1. Two-Tier Governed Memory

Forcing an LLM to hold all raw execution logs in its prompt leads to Agentic Amnesia and Poison Propagation (where one hallucinated fix infects the entire swarm). Neonia enforces a strict two-tier memory hierarchy:

  • Tier 1 (Working Memory): The agent's local context window remains pristine, holding only active intents and lightweight pointers.
  • Tier 2 (Governed Graph Memory): The swarm's persistent cloud brain. When an agent solves a bug, the OS mathematically maps a Symptom -> Cause -> Rule graph. Outdated rules are algorithmically superseded, guaranteeing future agents retrieve exact, zero-hallucination logic.

Fragmented Setup

Local JSON State

+

Ad-hoc Python Scripts

=

Poison Propagation

VS

Neonia Holistic OS

Governed Graph Memory

+

Deterministic Wasm Tools

=

Zero Hallucinations

2. Token Arbitrage

Passing massive payloads (like 5MB JSON files or raw HTML) directly into an LLM context window is expensive and slow. We call this Token Bloat.

With Neonia, the heavy lifting stays in the Wasm cloud. Instead of returning a 5MB string, the OS returns a lightweight 15-byte pointer: neonia://resource/123. The agent passes this pointer to the next tool. This is Token Arbitrage.

[Raw HTML]---(5MB)--->LLM Context (Crash / $10)
[Raw HTML]---(Wasm Extraction)--->neonia://res/123---(15 bytes)--->LLM Context ($0.001)

3. Security (Zero-Trust)

Running untrusted Python code written by an LLM is a recipe for Remote Code Execution (RCE) vulnerabilities.

Neonia runs all tools as WebAssembly (wasm32-wasip1) modules. This provides a mathematically proven, default-deny sandbox. Tools cannot access the network, filesystem, or environment variables unless explicitly granted permission by the OS. It is a true Zero-Trust execution environment.

4. Agentic Queues (Swarm Orchestration)

True swarm autonomy requires asynchronous execution. If Agent A makes a synchronous HTTP call to process a heavy file, the LLM thread hangs, burning API compute time and causing deadlocks.

Neonia provides native Inter-Process Communication (IPC) via Pub/Sub Queues. An 'Architect Agent' publishes a task to the OS event loop and instantly clears its context to continue reasoning. Once the background Wasm tool finishes, the OS wakes up the relevant 'Worker Agents' via the SSE stream. Zero blocking. Infinite horizontal scaling.

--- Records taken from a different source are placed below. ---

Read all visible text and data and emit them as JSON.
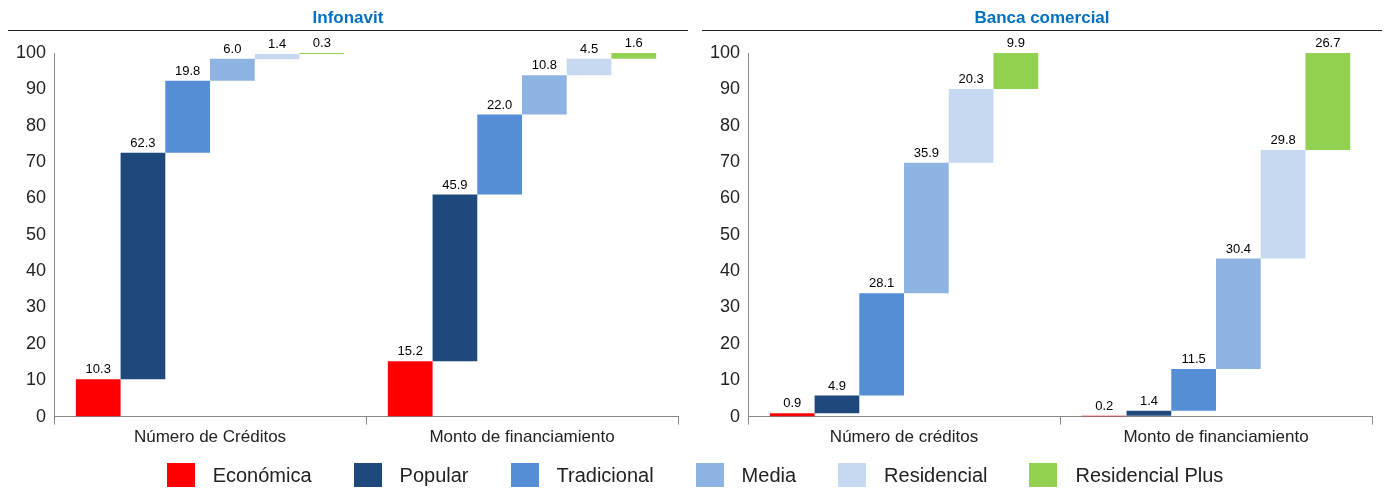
{
  "chart_data": [
    {
      "type": "bar",
      "title": "Infonavit",
      "categories": [
        "Número de Créditos",
        "Monto de financiamiento"
      ],
      "ylim": [
        0,
        100
      ],
      "yticks": [
        0,
        10,
        20,
        30,
        40,
        50,
        60,
        70,
        80,
        90,
        100
      ],
      "grid": false,
      "legend": "bottom",
      "series": [
        {
          "name": "Económica",
          "color": "#ff0000",
          "values": [
            10.3,
            15.2
          ],
          "base": [
            0,
            0
          ],
          "value_labels": [
            "10.3",
            "15.2"
          ]
        },
        {
          "name": "Popular",
          "color": "#1f497d",
          "values": [
            62.3,
            45.9
          ],
          "base": [
            10.3,
            15.2
          ],
          "value_labels": [
            "62.3",
            "45.9"
          ]
        },
        {
          "name": "Tradicional",
          "color": "#558ed5",
          "values": [
            19.8,
            22.0
          ],
          "base": [
            72.6,
            61.1
          ],
          "value_labels": [
            "19.8",
            "22.0"
          ]
        },
        {
          "name": "Media",
          "color": "#8db3e2",
          "values": [
            6.0,
            10.8
          ],
          "base": [
            92.4,
            83.1
          ],
          "value_labels": [
            "6.0",
            "10.8"
          ]
        },
        {
          "name": "Residencial",
          "color": "#c6d9f1",
          "values": [
            1.4,
            4.5
          ],
          "base": [
            98.3,
            93.9
          ],
          "value_labels": [
            "1.4",
            "4.5"
          ]
        },
        {
          "name": "Residencial Plus",
          "color": "#92d050",
          "values": [
            0.3,
            1.6
          ],
          "base": [
            99.7,
            98.4
          ],
          "value_labels": [
            "0.3",
            "1.6"
          ]
        }
      ]
    },
    {
      "type": "bar",
      "title": "Banca comercial",
      "categories": [
        "Número de créditos",
        "Monto de financiamiento"
      ],
      "ylim": [
        0,
        100
      ],
      "yticks": [
        0,
        10,
        20,
        30,
        40,
        50,
        60,
        70,
        80,
        90,
        100
      ],
      "grid": false,
      "series": [
        {
          "color": "#ff0000",
          "values": [
            0.9,
            0.2
          ],
          "base": [
            0,
            0
          ],
          "value_labels": [
            "0.9",
            "0.2"
          ]
        },
        {
          "color": "#1f497d",
          "values": [
            4.9,
            1.4
          ],
          "base": [
            0.9,
            0.2
          ],
          "value_labels": [
            "4.9",
            "1.4"
          ]
        },
        {
          "color": "#558ed5",
          "values": [
            28.1,
            11.5
          ],
          "base": [
            5.8,
            1.6
          ],
          "value_labels": [
            "28.1",
            "11.5"
          ]
        },
        {
          "color": "#8db3e2",
          "values": [
            35.9,
            30.4
          ],
          "base": [
            33.9,
            13.1
          ],
          "value_labels": [
            "35.9",
            "30.4"
          ]
        },
        {
          "color": "#c6d9f1",
          "values": [
            20.3,
            29.8
          ],
          "base": [
            69.8,
            43.5
          ],
          "value_labels": [
            "20.3",
            "29.8"
          ]
        },
        {
          "color": "#92d050",
          "values": [
            9.9,
            26.7
          ],
          "base": [
            90.1,
            73.3
          ],
          "value_labels": [
            "9.9",
            "26.7"
          ]
        }
      ]
    }
  ]
}
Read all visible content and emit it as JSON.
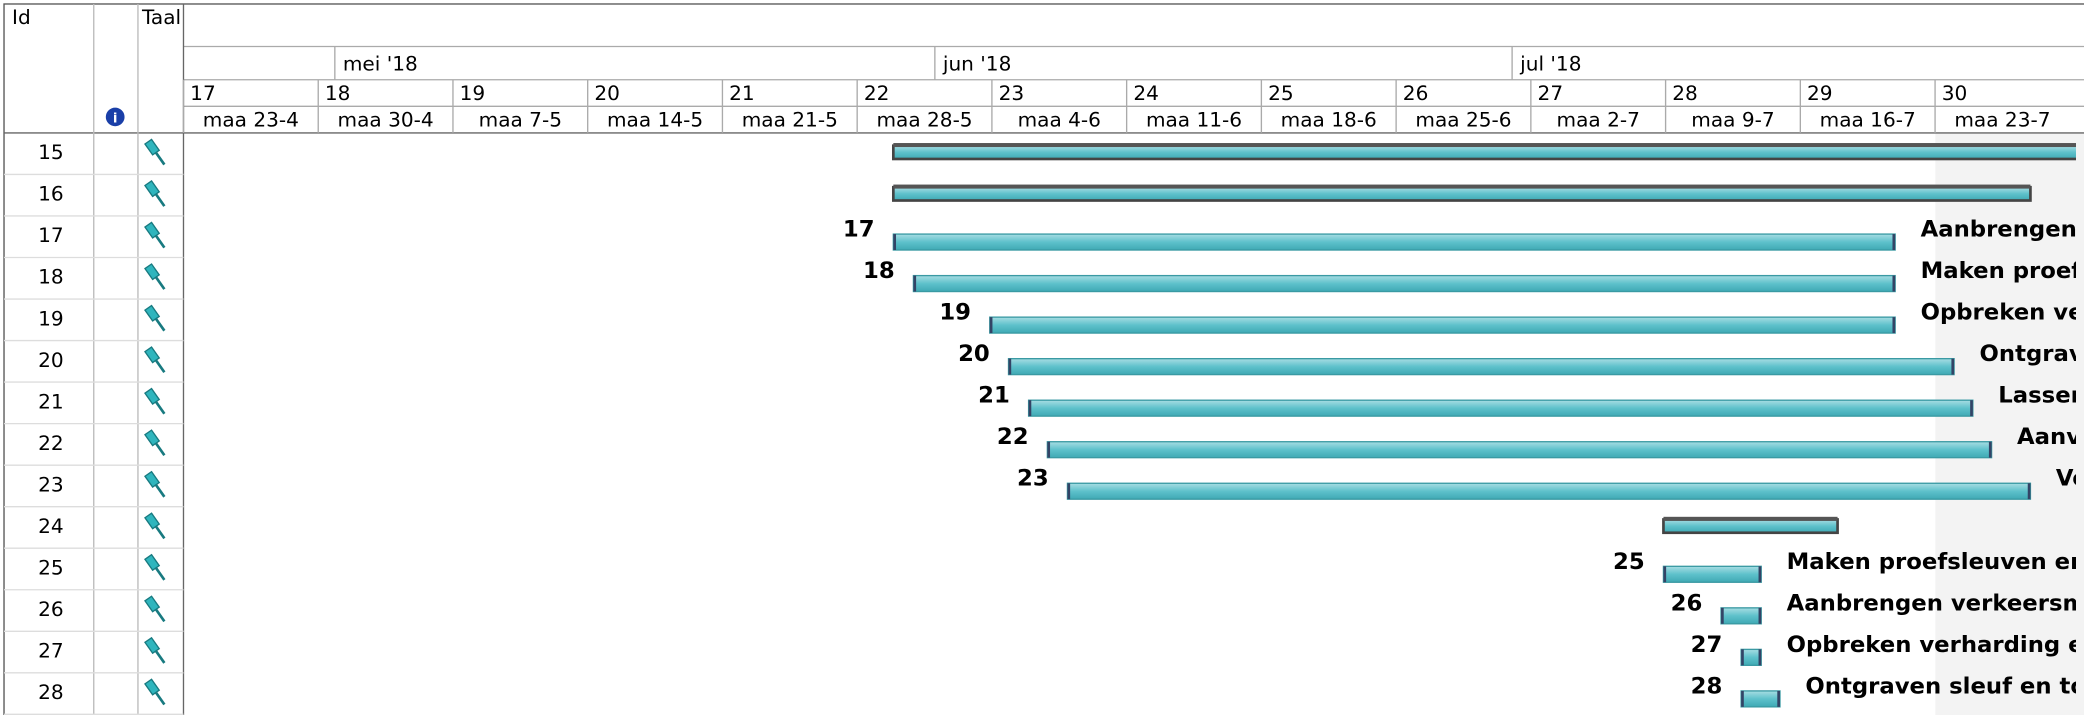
{
  "header": {
    "id_label": "Id",
    "task_label": "Taal"
  },
  "timeline": {
    "months": [
      "mei '18",
      "jun '18",
      "jul '18"
    ],
    "weeks": [
      "17",
      "18",
      "19",
      "20",
      "21",
      "22",
      "23",
      "24",
      "25",
      "26",
      "27",
      "28",
      "29",
      "30"
    ],
    "dates": [
      "maa 23-4",
      "maa 30-4",
      "maa 7-5",
      "maa 14-5",
      "maa 21-5",
      "maa 28-5",
      "maa 4-6",
      "maa 11-6",
      "maa 18-6",
      "maa 25-6",
      "maa 2-7",
      "maa 9-7",
      "maa 16-7",
      "maa 23-7"
    ]
  },
  "rows": [
    {
      "id": 15
    },
    {
      "id": 16
    },
    {
      "id": 17,
      "bar_id": "17",
      "bar_text": "Aanbrengen,"
    },
    {
      "id": 18,
      "bar_id": "18",
      "bar_text": "Maken proef"
    },
    {
      "id": 19,
      "bar_id": "19",
      "bar_text": "Opbreken ve"
    },
    {
      "id": 20,
      "bar_id": "20",
      "bar_text": "Ontgrav"
    },
    {
      "id": 21,
      "bar_id": "21",
      "bar_text": "Lassen"
    },
    {
      "id": 22,
      "bar_id": "22",
      "bar_text": "Aanv"
    },
    {
      "id": 23,
      "bar_id": "23",
      "bar_text": "Vo"
    },
    {
      "id": 24
    },
    {
      "id": 25,
      "bar_id": "25",
      "bar_text": "Maken proefsleuven en"
    },
    {
      "id": 26,
      "bar_id": "26",
      "bar_text": "Aanbrengen verkeersm"
    },
    {
      "id": 27,
      "bar_id": "27",
      "bar_text": "Opbreken verharding e"
    },
    {
      "id": 28,
      "bar_id": "28",
      "bar_text": "Ontgraven sleuf en to"
    }
  ]
}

[Architect Agent] ---> PUBLISH: {topic: "process", payload: "neonia://file_99"} [OS Broker] ---> Task queued. Architect Agent thread freed instantly. ... (Background Zero-Trust Wasm Execution) ... [Coder Agent] <--- EVENT WAKEUP: topic "process_done" [Coder Agent] ---> CONSUME: "neonia://file_result" -> Proceeding with logic.

5. Dynamic Discovery (The Trust Graph)

Static tool registries break context windows. Hardcoding 50 tool JSON schemas into an agent's prompt will exhaust its capacity before the task even begins.

Neonia uses Just-In-Time (JIT) Tool Injection. Agents spawn with only a "Discovery" meta-tool. They declare an intent, and the OS queries its global Trust Graph—evaluating historical swarm telemetry—to dynamically inject only the single highest-rated WebAssembly tool schema required for the task.

[Static Prompt] Hardcoding 50 schemas ---> 25,000 tokens wasted pre-execution. [Neonia JIT] Agent declares intent ---> OS injects 1 top-trusted schema.